Hunkering down for the bus strike, So many of us are without resources to get to work, to doctor appointments, to the grocery store. I have already seen the negative impact of the bus strike on the mental health of a friend, and expect to feel it in my pocketbook soon when I and others I work with can’t get to my usual gigs  (writing group and Random Acts of Kindness group) at the Healthy Minds Cooperative, It can’t be good for business that people can’t get to the stores. On the bright side however, maybe there will be fewer kids hanging out at the mall. Maybe they’ll take to the streets and play hockey, walk to school, make friends with their neighbours.

But as usual when an essential service is cut off or denied, it’s the most vulnerable who hurt most– seniors, the working poor, and people with disabilities on fixed incomes, who have no other options. It’s only fair to mention them.because while  the bus strike is an inconvenience to many, to some it is a deprivation that can lead to social isolation, ill health and further impoverishment, May the strike end soon,  and thanks to all the generous souls who are pitching in to help ( Thanks Dad!) .

Writing for my mental health

I’ve been writing some… not today but recently.
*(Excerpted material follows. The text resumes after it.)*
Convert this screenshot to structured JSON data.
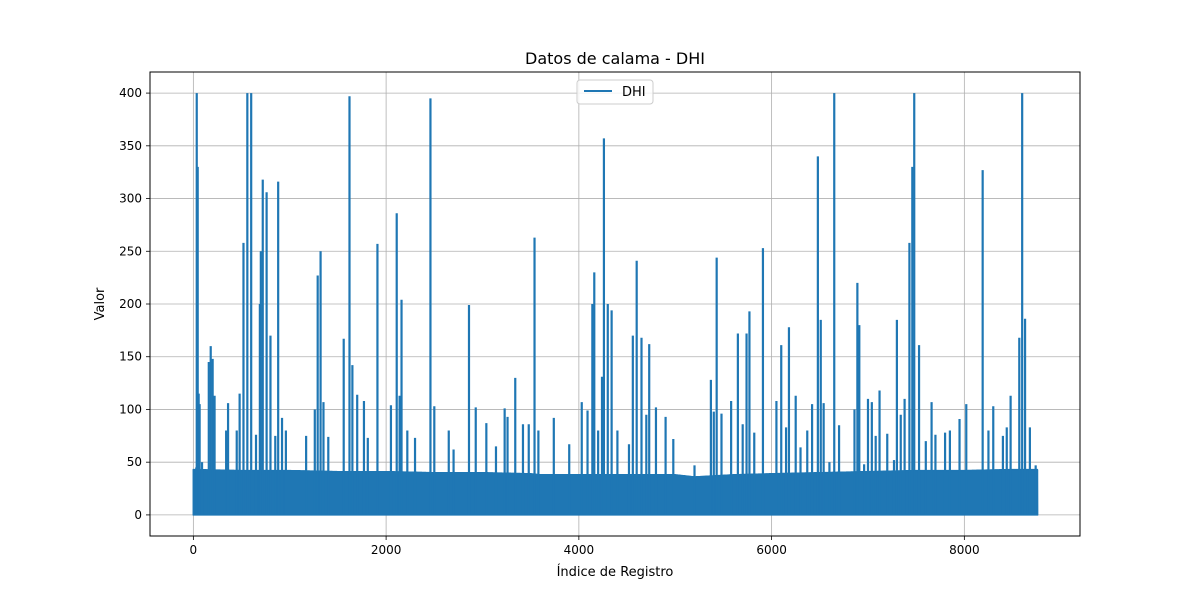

I haven’t had much work but have been devoting some time every morning to writing and it makes me feel peaceful and happy. But i need to get some paying gigs so please keep me in mind. Maybe you’re having a birthday party and want me to come lead a poetry workshop for your guests! or maybe you have a wedding coming up and instead of getting pedicures and up dos, you want to work on your wedding speeches. Well I hope you’ll think of me! I don’t jump out of cakes, juggle or make balloon animals, but I can do something! I’m a mercenary poet.

It’s late. bedtime and dreamtime. I had a strange dream the other night that my friend Chava called me and then fell silent on the phone while i asked questions trying to figure out what was wrong. I woke up in the middle of the dream so never did find out why she wouldn’t say anything. The new med I’m on might make for more vivid dreams… I’m looking forward to more of those!